From Time Transcript: Positive Civic Engagement with a New Twist –
It would seem that our youth are listening and are more politically engaged than we expected. They are expressing themselves, not only by saying that they will get out and vote, but by organizing “vote mobs.”
. . .Vote Mob participants make noise and chant while ducking in-and-out of buildings. Their goal is simple – to celebrate their right to vote and to get their fellow students to do the same.

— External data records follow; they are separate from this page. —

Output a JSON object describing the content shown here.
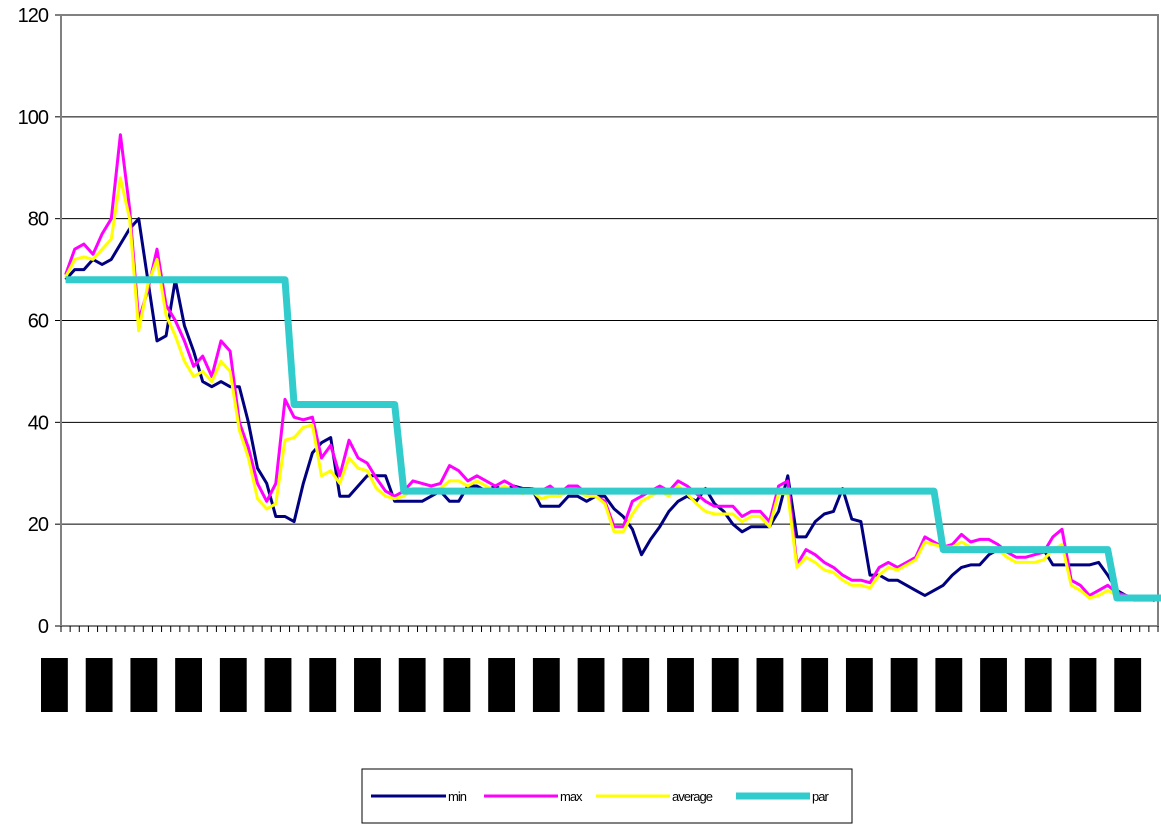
{
  "chart_data": {
    "type": "line",
    "title": "",
    "xlabel": "",
    "ylabel": "",
    "ylim": [
      0,
      120
    ],
    "yticks": [
      0,
      20,
      40,
      60,
      80,
      100,
      120
    ],
    "grid": true,
    "legend_position": "bottom",
    "x_count": 120,
    "x_labels_note": "redacted",
    "series": [
      {
        "name": "min",
        "color": "#000080",
        "values": [
          68,
          70,
          70,
          72,
          71,
          72,
          75,
          78,
          80,
          68,
          56,
          57,
          68,
          59,
          54,
          48,
          47,
          48,
          47,
          47,
          40,
          31,
          28,
          21.5,
          21.5,
          20.5,
          28,
          34,
          36,
          37,
          25.5,
          25.5,
          27.5,
          29.5,
          29.5,
          29.5,
          24.5,
          24.5,
          24.5,
          24.5,
          25.5,
          26.5,
          24.5,
          24.5,
          27.5,
          27.5,
          26.5,
          27.5,
          26.5,
          27.5,
          27,
          27,
          23.5,
          23.5,
          23.5,
          25.5,
          25.5,
          24.5,
          25.5,
          25.5,
          23,
          21.5,
          19,
          14,
          17,
          19.5,
          22.5,
          24.5,
          25.5,
          24.5,
          27,
          24,
          22.5,
          20,
          18.5,
          19.5,
          19.5,
          19.5,
          22.5,
          29.5,
          17.5,
          17.5,
          20.5,
          22,
          22.5,
          27,
          21,
          20.5,
          10,
          10,
          9,
          9,
          8,
          7,
          6,
          7,
          8,
          10,
          11.5,
          12,
          12,
          14,
          15,
          15,
          15,
          15,
          15,
          15,
          12,
          12,
          12,
          12,
          12,
          12.5,
          10,
          7,
          6,
          5,
          5,
          5,
          6,
          5.5,
          5,
          5
        ]
      },
      {
        "name": "max",
        "color": "#ff00ff",
        "values": [
          69,
          74,
          75,
          73,
          77,
          80,
          96.5,
          82,
          60,
          66,
          74,
          63,
          60,
          56,
          51,
          53,
          49,
          56,
          54,
          40,
          35,
          28,
          24.5,
          28,
          44.5,
          41,
          40.5,
          41,
          33,
          35.5,
          29.5,
          36.5,
          33,
          32,
          29,
          26.5,
          25.5,
          26.5,
          28.5,
          28,
          27.5,
          28,
          31.5,
          30.5,
          28.5,
          29.5,
          28.5,
          27.5,
          28.5,
          27.5,
          26.5,
          27,
          26.5,
          27.5,
          26,
          27.5,
          27.5,
          26,
          25.5,
          24.5,
          19.5,
          19.5,
          24.5,
          25.5,
          26.5,
          27.5,
          26.5,
          28.5,
          27.5,
          26,
          24.5,
          23.5,
          23.5,
          23.5,
          21.5,
          22.5,
          22.5,
          20.5,
          27.5,
          28.5,
          12,
          15,
          14,
          12.5,
          11.5,
          10,
          9,
          9,
          8.5,
          11.5,
          12.5,
          11.5,
          12.5,
          13.5,
          17.5,
          16.5,
          15.5,
          16,
          18,
          16.5,
          17,
          17,
          16,
          14.5,
          13.5,
          13.5,
          14,
          14.5,
          17.5,
          19,
          9,
          8,
          6,
          7,
          8,
          6.5,
          6,
          5.5,
          5,
          5
        ]
      },
      {
        "name": "average",
        "color": "#ffff00",
        "values": [
          68.5,
          72,
          72.5,
          72,
          74,
          76,
          88,
          80,
          58,
          67,
          72,
          61,
          57,
          52,
          49,
          50,
          48,
          52,
          50,
          38.5,
          33,
          25,
          23,
          24,
          36.5,
          37,
          39,
          39.5,
          29.5,
          30.5,
          28,
          33,
          31,
          30.5,
          27,
          25.5,
          25,
          25.5,
          27,
          27,
          26.5,
          27,
          28.5,
          28.5,
          27.5,
          28.5,
          27.5,
          26.5,
          27.5,
          26.5,
          26,
          26.5,
          25,
          25.5,
          25.5,
          26.5,
          26.5,
          25.5,
          25.5,
          24,
          18.5,
          18.5,
          22,
          24.5,
          25.5,
          26.5,
          25.5,
          27.5,
          26,
          24,
          22.5,
          22,
          22,
          22,
          20.5,
          21.5,
          21.5,
          19.5,
          26,
          26,
          11.5,
          13.5,
          12.5,
          11,
          10.5,
          9,
          8,
          8,
          7.5,
          10,
          11.5,
          11,
          12,
          13,
          16.5,
          16,
          15.5,
          15.5,
          16.5,
          15.5,
          15.5,
          15.5,
          15,
          13.5,
          12.5,
          12.5,
          12.5,
          13,
          15,
          16,
          8,
          7,
          5.5,
          6,
          7,
          6,
          5.5,
          5,
          5,
          5
        ]
      },
      {
        "name": "par",
        "color": "#33cccc",
        "values": [
          68,
          68,
          68,
          68,
          68,
          68,
          68,
          68,
          68,
          68,
          68,
          68,
          68,
          68,
          68,
          68,
          68,
          68,
          68,
          68,
          68,
          68,
          68,
          68,
          68,
          43.5,
          43.5,
          43.5,
          43.5,
          43.5,
          43.5,
          43.5,
          43.5,
          43.5,
          43.5,
          43.5,
          43.5,
          26.5,
          26.5,
          26.5,
          26.5,
          26.5,
          26.5,
          26.5,
          26.5,
          26.5,
          26.5,
          26.5,
          26.5,
          26.5,
          26.5,
          26.5,
          26.5,
          26.5,
          26.5,
          26.5,
          26.5,
          26.5,
          26.5,
          26.5,
          26.5,
          26.5,
          26.5,
          26.5,
          26.5,
          26.5,
          26.5,
          26.5,
          26.5,
          26.5,
          26.5,
          26.5,
          26.5,
          26.5,
          26.5,
          26.5,
          26.5,
          26.5,
          26.5,
          26.5,
          26.5,
          26.5,
          26.5,
          26.5,
          26.5,
          26.5,
          26.5,
          26.5,
          26.5,
          26.5,
          26.5,
          26.5,
          26.5,
          26.5,
          26.5,
          26.5,
          15,
          15,
          15,
          15,
          15,
          15,
          15,
          15,
          15,
          15,
          15,
          15,
          15,
          15,
          15,
          15,
          15,
          15,
          15,
          5.5,
          5.5,
          5.5,
          5.5,
          5.5,
          5.5
        ]
      }
    ]
  },
  "legend": {
    "items": [
      {
        "label": "min",
        "color": "#000080"
      },
      {
        "label": "max",
        "color": "#ff00ff"
      },
      {
        "label": "average",
        "color": "#ffff00"
      },
      {
        "label": "par",
        "color": "#33cccc"
      }
    ]
  }
}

From The Mark: Vote mobs have caught the attention of the media, but will they get youth to vote?
Following the event, the vote mob goes online with instant postings to YouTube. These posts have a ready audience in the campus community where the vote mob took place – from there spreading to other campuses and going viral. They are very addictive, they are inspiring. Everyone who watches can feel the commitment to civic engagement. They are a national phenomenon as youth from one campus challenge others to draw larger and larger crowds to their vote mobs. It is friendly rivalry that yields the benefit of voter awareness.